Sliding tracheobronchoplasty is also a viable option for airway relief, but it is a surgical option for the relief of congenital tracheobronchial stenosis, caused by features such as a vascular ring or sling, so we did not consider this as a surgical option [6]. In this patient, the airway compression duration was medium-term (approximately 14 months), so we were concerned about the effects of a space-making procedure around the compressed tracheobronchus, such as RPA anterior translocation, as compared to aortopexy by compressed bronchus traction or sliding tracheobronchoplasty by direct tracheobronchial enlargement. Almost all reports of space-making procedures in patients with a PA sling or vascular ring have involved a relatively short-term airway compression duration [7,8]. We did not anticipate airway improvement by space-making during the early postoperative period because of the initial lengthy airway compression. Instead, we anticipated gradual airway improvement with growth. We identified positive airway improvement in this patient, despite the short-term follow-up.

Initially, we considered only ASD correction if the aortopexy via median sternotomy failed. However, we thought that ASD closure alone might be insufficient to relieve the airway compression from the narrow space between the right aortic arch and the enlarged RPA. We then considered aortopexy via right-side thoracotomy. However, this approach would have required an additional incision and we were concerned about possible esophageal complications resulting from aortopexy due to the right-sided course of the esophagus. Thus, we decided on anterior translocation of the RPA. We were concerned with RPA kinking or superior vena cava (SVC) compression at the SVC-RPA junction after translocation in this procedure. Therefore, we conducted an extensive mobilization of the RPA to the second branches. We observed no RPA kinking or SVC compression on the final follow-up CT.

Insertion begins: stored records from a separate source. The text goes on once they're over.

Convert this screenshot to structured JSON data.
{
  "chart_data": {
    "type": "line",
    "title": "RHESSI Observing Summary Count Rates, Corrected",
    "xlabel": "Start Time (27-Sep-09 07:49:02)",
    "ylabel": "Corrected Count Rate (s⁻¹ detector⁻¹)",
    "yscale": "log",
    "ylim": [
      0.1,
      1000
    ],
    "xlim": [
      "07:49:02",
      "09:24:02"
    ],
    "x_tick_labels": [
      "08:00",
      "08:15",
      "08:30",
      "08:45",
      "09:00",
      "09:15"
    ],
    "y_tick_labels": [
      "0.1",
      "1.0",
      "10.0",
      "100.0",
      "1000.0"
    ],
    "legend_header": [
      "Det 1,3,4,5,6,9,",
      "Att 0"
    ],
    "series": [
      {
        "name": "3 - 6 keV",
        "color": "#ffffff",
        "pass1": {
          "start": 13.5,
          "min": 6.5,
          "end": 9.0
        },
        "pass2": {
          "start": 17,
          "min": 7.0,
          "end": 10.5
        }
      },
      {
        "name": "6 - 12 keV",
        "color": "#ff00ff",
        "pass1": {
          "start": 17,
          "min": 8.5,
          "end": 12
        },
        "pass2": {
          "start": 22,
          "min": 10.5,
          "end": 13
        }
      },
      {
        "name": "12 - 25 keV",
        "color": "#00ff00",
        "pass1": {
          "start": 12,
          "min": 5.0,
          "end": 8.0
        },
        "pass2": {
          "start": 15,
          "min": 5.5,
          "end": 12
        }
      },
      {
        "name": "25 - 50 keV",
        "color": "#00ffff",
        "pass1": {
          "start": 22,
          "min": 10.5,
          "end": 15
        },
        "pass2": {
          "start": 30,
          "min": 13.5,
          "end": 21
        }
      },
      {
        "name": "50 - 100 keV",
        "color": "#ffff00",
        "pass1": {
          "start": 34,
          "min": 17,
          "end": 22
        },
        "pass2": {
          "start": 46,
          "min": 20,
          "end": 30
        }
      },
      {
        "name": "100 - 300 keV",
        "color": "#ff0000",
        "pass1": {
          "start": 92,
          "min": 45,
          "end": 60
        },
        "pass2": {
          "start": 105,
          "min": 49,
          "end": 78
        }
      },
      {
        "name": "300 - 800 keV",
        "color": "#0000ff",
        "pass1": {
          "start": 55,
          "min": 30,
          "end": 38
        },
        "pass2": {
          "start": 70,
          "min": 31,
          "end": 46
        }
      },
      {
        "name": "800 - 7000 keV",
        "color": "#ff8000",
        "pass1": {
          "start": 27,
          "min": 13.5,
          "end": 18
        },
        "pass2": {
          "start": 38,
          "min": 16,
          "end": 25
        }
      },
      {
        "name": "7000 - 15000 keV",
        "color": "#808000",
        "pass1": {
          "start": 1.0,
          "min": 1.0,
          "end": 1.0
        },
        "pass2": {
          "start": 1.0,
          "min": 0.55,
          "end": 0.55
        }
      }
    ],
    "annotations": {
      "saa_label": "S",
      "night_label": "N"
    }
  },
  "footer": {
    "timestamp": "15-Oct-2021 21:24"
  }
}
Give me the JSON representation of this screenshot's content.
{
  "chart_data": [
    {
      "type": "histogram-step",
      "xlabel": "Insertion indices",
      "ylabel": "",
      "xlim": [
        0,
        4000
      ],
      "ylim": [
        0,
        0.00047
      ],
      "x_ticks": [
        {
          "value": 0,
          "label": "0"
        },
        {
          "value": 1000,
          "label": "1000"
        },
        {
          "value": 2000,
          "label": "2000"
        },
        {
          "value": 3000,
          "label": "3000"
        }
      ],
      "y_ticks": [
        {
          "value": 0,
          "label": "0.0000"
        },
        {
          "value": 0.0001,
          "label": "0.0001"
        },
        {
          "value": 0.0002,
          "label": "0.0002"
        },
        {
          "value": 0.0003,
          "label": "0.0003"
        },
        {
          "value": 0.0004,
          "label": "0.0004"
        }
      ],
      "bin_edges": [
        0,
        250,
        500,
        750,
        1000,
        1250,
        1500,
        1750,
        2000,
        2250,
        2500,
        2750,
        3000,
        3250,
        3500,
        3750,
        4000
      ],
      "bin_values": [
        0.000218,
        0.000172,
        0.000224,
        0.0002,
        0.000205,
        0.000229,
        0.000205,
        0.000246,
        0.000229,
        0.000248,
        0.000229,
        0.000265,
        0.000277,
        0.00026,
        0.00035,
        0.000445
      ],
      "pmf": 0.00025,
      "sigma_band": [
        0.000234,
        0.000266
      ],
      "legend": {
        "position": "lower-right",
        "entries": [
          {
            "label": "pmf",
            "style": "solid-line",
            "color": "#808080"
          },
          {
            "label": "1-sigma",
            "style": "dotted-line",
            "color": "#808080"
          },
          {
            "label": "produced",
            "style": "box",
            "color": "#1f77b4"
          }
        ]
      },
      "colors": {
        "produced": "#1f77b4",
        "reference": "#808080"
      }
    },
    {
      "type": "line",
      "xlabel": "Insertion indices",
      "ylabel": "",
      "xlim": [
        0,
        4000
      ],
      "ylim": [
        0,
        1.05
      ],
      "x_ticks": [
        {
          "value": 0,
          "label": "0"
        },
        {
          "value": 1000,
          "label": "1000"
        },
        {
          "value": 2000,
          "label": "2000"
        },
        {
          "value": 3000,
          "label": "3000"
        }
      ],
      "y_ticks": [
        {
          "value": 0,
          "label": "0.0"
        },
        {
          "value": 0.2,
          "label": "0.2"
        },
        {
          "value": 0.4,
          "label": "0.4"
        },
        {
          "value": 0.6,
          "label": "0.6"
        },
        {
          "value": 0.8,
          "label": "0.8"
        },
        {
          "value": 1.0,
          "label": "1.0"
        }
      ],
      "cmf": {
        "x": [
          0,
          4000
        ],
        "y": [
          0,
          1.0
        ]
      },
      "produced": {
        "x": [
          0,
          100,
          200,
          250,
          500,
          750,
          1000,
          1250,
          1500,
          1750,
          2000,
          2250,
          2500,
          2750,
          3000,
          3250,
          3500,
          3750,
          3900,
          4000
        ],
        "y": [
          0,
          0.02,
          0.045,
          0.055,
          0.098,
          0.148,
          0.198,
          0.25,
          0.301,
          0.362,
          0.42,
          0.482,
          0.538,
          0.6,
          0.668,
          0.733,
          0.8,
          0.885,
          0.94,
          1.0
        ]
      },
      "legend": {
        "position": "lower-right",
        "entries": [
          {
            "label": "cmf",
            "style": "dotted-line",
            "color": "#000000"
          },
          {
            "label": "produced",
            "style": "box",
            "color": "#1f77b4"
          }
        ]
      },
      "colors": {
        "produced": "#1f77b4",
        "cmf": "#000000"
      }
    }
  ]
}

In conclusion, RPA anterior translocation may improve airway compression despite a medium-term compression duration.

Fig. 1. Preoperative computed tomography revealed left main bronchus compression between the enlarged RPA and descending thoracic aorta. (A) Axial view. (B) Coronal view. (C) Sagittal view. (D) Three-dimensional reconstruction view. The arrow indicates the point of airway narrowing. AA, ascending aorta; DA, descending thoracic aorta; RPA, right pulmonary artery.
Fig. 2. Operative picture of right pulmonary artery anterior translocation.
Fig. 3. Postoperative computed tomography revealed left main bronchus improvement at 2 months postoperatively. (A) Axial view. (B) Three-dimensional reconstruction view. The arrow indicates the airway improvement. AA, ascending aorta; DA, descending thoracic aorta; SVC, superior vena cava.